Naiwność

Przyszedł znikąd.

(Tak zupełnie niespodziewany)

Otworzyła się przed nim.

(Miała inne plany)

 

Była zupełnie naga.

(Odrobinkę z uczuć rozebrana)

Muskał jej bladą duszę.

(Nie zauważył zdenerwowania)

 

Pozwalał sobie na inne pieszczoty.

(Działał jak najlepszy antybiotyk)

Tonęła w rozkoszy.

(Doskonale znała ten dotyk)

 

Czuła jak przechodzą ją dreszcze.

(Wcześniej miała tak tylko przy ulubionej piosence)

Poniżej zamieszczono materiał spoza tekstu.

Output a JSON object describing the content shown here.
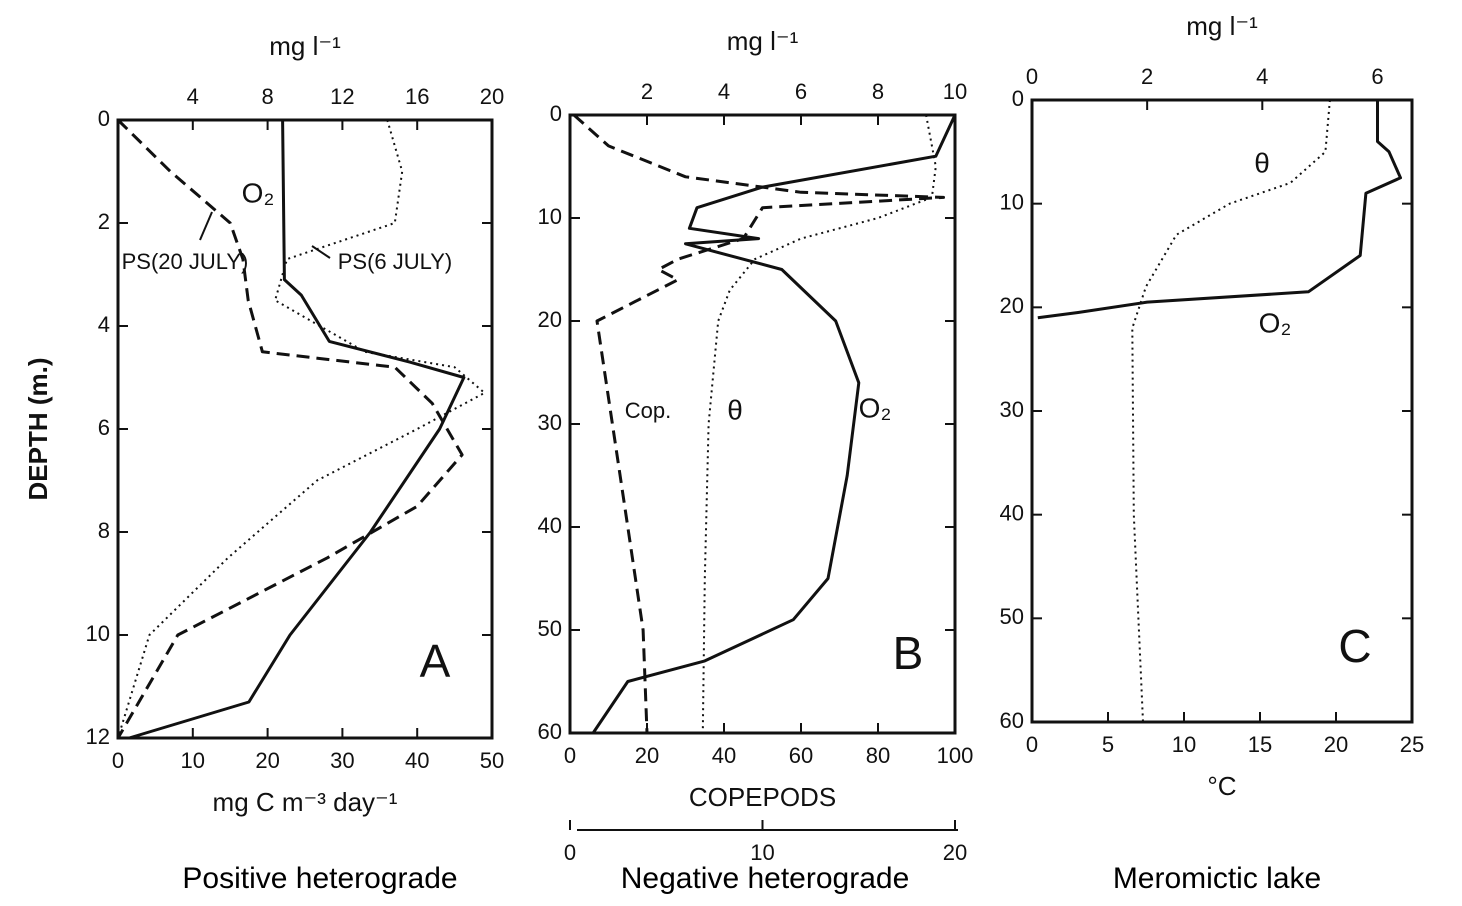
{
  "chart_data": [
    {
      "type": "line",
      "title": "Positive heterograde",
      "panel_label": "A",
      "ylabel": "DEPTH (m.)",
      "ylim": [
        0,
        12
      ],
      "yticks": [
        0,
        2,
        4,
        6,
        8,
        10,
        12
      ],
      "y_inverted": true,
      "xlabel": "mg C m⁻³ day⁻¹",
      "xlim": [
        0,
        50
      ],
      "xticks": [
        0,
        10,
        20,
        30,
        40,
        50
      ],
      "x2label": "mg l⁻¹",
      "x2lim": [
        0,
        20
      ],
      "x2ticks": [
        4,
        8,
        12,
        16,
        20
      ],
      "series": [
        {
          "name": "O₂",
          "axis": "x2",
          "style": "solid",
          "x": [
            8.8,
            8.9,
            9.8,
            11.3,
            15.6,
            18.5,
            17.2,
            13.5,
            9.2,
            7,
            0.6
          ],
          "y": [
            0,
            3.1,
            3.4,
            4.3,
            4.7,
            5.0,
            6,
            8,
            10,
            11.3,
            12
          ]
        },
        {
          "name": "PS(20 JULY)",
          "axis": "x",
          "style": "dashed",
          "x": [
            0,
            7,
            15,
            16.7,
            17.4,
            19.3,
            37,
            42,
            46,
            40,
            28,
            8,
            0
          ],
          "y": [
            0,
            1,
            2,
            2.7,
            3.5,
            4.5,
            4.8,
            5.5,
            6.5,
            7.5,
            8.5,
            10,
            12
          ]
        },
        {
          "name": "PS(6 JULY)",
          "axis": "x",
          "style": "dotted",
          "x": [
            36,
            38,
            37,
            22.6,
            21,
            33,
            45,
            49,
            40,
            26.6,
            14.7,
            4.2,
            0
          ],
          "y": [
            0,
            1,
            2,
            2.7,
            3.5,
            4.5,
            4.8,
            5.3,
            6,
            7,
            8.5,
            10,
            12
          ]
        }
      ]
    },
    {
      "type": "line",
      "title": "Negative heterograde",
      "panel_label": "B",
      "ylim": [
        0,
        60
      ],
      "yticks": [
        0,
        10,
        20,
        30,
        40,
        50,
        60
      ],
      "y_inverted": true,
      "xlabel": "COPEPODS",
      "xlim": [
        0,
        100
      ],
      "xticks": [
        0,
        20,
        40,
        60,
        80,
        100
      ],
      "x2label": "mg l⁻¹",
      "x2lim": [
        0,
        10
      ],
      "x2ticks": [
        2,
        4,
        6,
        8,
        10
      ],
      "x3lim": [
        0,
        20
      ],
      "x3ticks": [
        0,
        10,
        20
      ],
      "series": [
        {
          "name": "Cop.",
          "axis": "x",
          "style": "dashed",
          "x": [
            1,
            10,
            30,
            60,
            97,
            50,
            45,
            28,
            23,
            28,
            7,
            11,
            15,
            19,
            20
          ],
          "y": [
            0,
            3,
            6,
            7.5,
            8,
            9,
            12,
            14,
            15,
            16,
            20,
            30,
            40,
            50,
            60
          ]
        },
        {
          "name": "θ",
          "axis": "x3",
          "style": "dotted",
          "x": [
            18.5,
            19,
            18.8,
            16,
            12,
            9.6,
            8.3,
            7.7,
            7.2,
            7,
            6.9
          ],
          "y": [
            0,
            5,
            8,
            10,
            12,
            14,
            17,
            20,
            30,
            45,
            60
          ]
        },
        {
          "name": "O₂",
          "axis": "x2",
          "style": "solid",
          "x": [
            10,
            9.5,
            5,
            3.3,
            3.1,
            4.9,
            3,
            5.5,
            6.9,
            7.5,
            7.2,
            6.7,
            5.8,
            3.5,
            1.5,
            0.6
          ],
          "y": [
            0,
            4,
            7,
            9,
            11,
            12,
            12.5,
            15,
            20,
            26,
            35,
            45,
            49,
            53,
            55,
            60
          ]
        }
      ]
    },
    {
      "type": "line",
      "title": "Meromictic lake",
      "panel_label": "C",
      "ylim": [
        0,
        60
      ],
      "yticks": [
        0,
        10,
        20,
        30,
        40,
        50,
        60
      ],
      "y_inverted": true,
      "xlabel": "°C",
      "xlim": [
        0,
        25
      ],
      "xticks": [
        0,
        5,
        10,
        15,
        20,
        25
      ],
      "x2label": "mg l⁻¹",
      "x2lim": [
        0,
        6.6
      ],
      "x2ticks": [
        0,
        2,
        4,
        6
      ],
      "series": [
        {
          "name": "θ",
          "axis": "x",
          "style": "dotted",
          "x": [
            19.6,
            19.3,
            17,
            13,
            9.5,
            7.5,
            6.6,
            6.7,
            7.3
          ],
          "y": [
            0,
            5,
            8,
            10,
            13,
            18,
            22,
            40,
            60
          ]
        },
        {
          "name": "O₂",
          "axis": "x2",
          "style": "solid",
          "x": [
            6.0,
            6.0,
            6.2,
            6.4,
            5.8,
            5.7,
            4.8,
            2,
            0.8,
            0.1
          ],
          "y": [
            0,
            4,
            5,
            7.5,
            9,
            15,
            18.5,
            19.5,
            20.5,
            21
          ]
        }
      ]
    }
  ]
}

Krzyczała głośno: Chcę jeszcze, jeszcze!

(Dotykały ją nadal chłopięce ręce)

 

Rozpalił ją, po czym zamknął drzwi i wyszedł.

(Bez wyrzutów sumienia)

Usiadła na łóżku i szlocha.

(Już nie czuła uniesienia)

 

Znowu to zrobił.

(Pomyślała)

Ile jeszcze razy będę mu na to pozwalać?

(Dumała)

Średnia ocena: 5.0  Głosów: 2

Zaloguj się, aby ocenić

Komentarze (6)

  • alfonsyna 09.06.2016
    Bardzo, bardzo, bardzo przypadła mi do gustu forma z dopowiedzeniami w nawiasach - to daje takie trochę poczucie współmyślenia i współprzeżywania z podmiotem lirycznym (przynajmniej w moim odbiorze). Całość bardzo zgrabnie i trafnie odziana w słowa, jedynie końcówka trochę mniej mi się podobała, była jakby trochę bardziej przygaszona, mimo wszystko mniej emocjonalna, ale może to tylko takie moje odczucie. Ogółem - świetna robota, 5. :)
  • miserabley 09.06.2016
    Chodziło mi właśnie o współprzeżywanie wraz z bohaterką wiersza - jak zauważyłaś, ale też o wczucie się w otaczający całą sytuację nastrój. Dziękuję za cenną podpowiedź i ocenę, będę pracować dalej! ;)
  • Rasia 09.06.2016
    Mnie również nawiasy przypadły do gustu. Wypowiedzi skojarzyły mi się z takim chórem, który z góry wie, jak historia się zakończy i próbuje naprowadzić czytelnika na właściwy trop, podczas kiedy podmiot robi coś zupełnie przeciwnego, działa tylko pod wpływem emocji, nie racjonalnego myślenia. Pokazałaś tutaj dość częstą, ale jakże przykrą i wciąż aktualną tematykę. Zostawiam 5 :)
  • miserabley 09.06.2016
    Gdyby nie było wypowiedzi w nawiasach, to odbiór wiersza byłby zupełnie inny, więc zabieg celowy. Dziękuję bardzo. :)
  • Upadły(D.F) 29.08.2016
    Te twoje wiersze są tak napisane o tematyce miłosnej. Naiwność czytałem ale zmrok bardziej chyba zrozumiałem :) Przyznam mimo to że czyta się je z ochotą (nie lubie takiej tematyki jednak ty skłoniłas mnie do czytania tego po tej naiwności) Ile razy my ludzie będziemy pozwalać na takie nagłe załamania uczuć,naszych uczuc choć wiemy że dana osoba i tak nas pewnie zrani mimo to wybaczamy taka ludzka natura i to jest piekne (potrafimy być srodzy lub trzymac nerwy na wodzy) Dam ci pięć ale czy przeczytam inne wiersze? Pewnie nawet jeżeli są tak smutne i prawdziwe :)
  • miserabley 30.08.2016
    Mi właśnie najłatwiej pisze się na miłosne tematy, a chyba dlatego, że mogę wysnuć życiowe wnioski z własnym doświadczeń i przy okazji pouczyć innych. Strasznie się cieszę, że i Ciebie udało mi się przekonać do tego! :) No i widzę, że w pełni zrozumiałeś przesłanie wiersza,. Dziękuję!